Robert Dutrisac   15 mars 2007  Québec
Mario Dumont
Mario Dumont
Québec — Le ministre des Transports, Michel Després, n'a jamais pris connaissance des notes de service de son ministère sur l'état du viaduc de la Concorde avant que le chef de l'Action démocratique du Québec, Mario Dumont, ne brandisse ces documents lors du débat des chefs mardi. «Au Québec, il y a 4900 structures, il y a 4900 inspections par année, il y a 4900 rapports», a fait valoir Michel Després lors d'une conférence de presse organisée par le ministère des Transports à sa demande. «Ce n'est pas vrai que toutes les notes de service sont soumises au ministre», a-t-il ajouté.

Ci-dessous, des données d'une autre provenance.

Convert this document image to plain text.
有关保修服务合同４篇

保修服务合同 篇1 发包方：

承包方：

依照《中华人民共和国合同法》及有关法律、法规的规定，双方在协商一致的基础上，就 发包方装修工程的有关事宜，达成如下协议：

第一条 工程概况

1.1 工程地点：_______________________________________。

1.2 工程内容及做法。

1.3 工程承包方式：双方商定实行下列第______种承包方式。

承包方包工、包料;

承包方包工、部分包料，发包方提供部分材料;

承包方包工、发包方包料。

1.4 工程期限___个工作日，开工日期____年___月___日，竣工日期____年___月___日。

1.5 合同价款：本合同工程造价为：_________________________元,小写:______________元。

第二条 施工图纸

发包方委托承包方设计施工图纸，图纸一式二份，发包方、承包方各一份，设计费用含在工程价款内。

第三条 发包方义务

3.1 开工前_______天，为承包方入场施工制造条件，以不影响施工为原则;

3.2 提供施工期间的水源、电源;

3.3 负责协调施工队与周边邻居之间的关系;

Au lendemain de l'effondrement du viaduc de la Concorde à Laval, qui a coûté la vie à cinq personnes le 30 septembre dernier, M. Després avait affirmé que l'évaluation faite «n'avait pas permis de détecter d'indice» permettant d'expliquer l'événement. «Je n'ai pas, moi, pris personnellement connaissance» des rapports sur le viaduc, a-t-il reconnu hier. Il s'est fié aux «commentaires» que lui ont faits ses fonctionnaires.

«Je n'ai pas, moi, pris personnellement connaissance» des rapports sur le viaduc, a-t-il reconnu hier. Il s'est fié aux «commentaires» que lui ont faits ses fonctionnaires.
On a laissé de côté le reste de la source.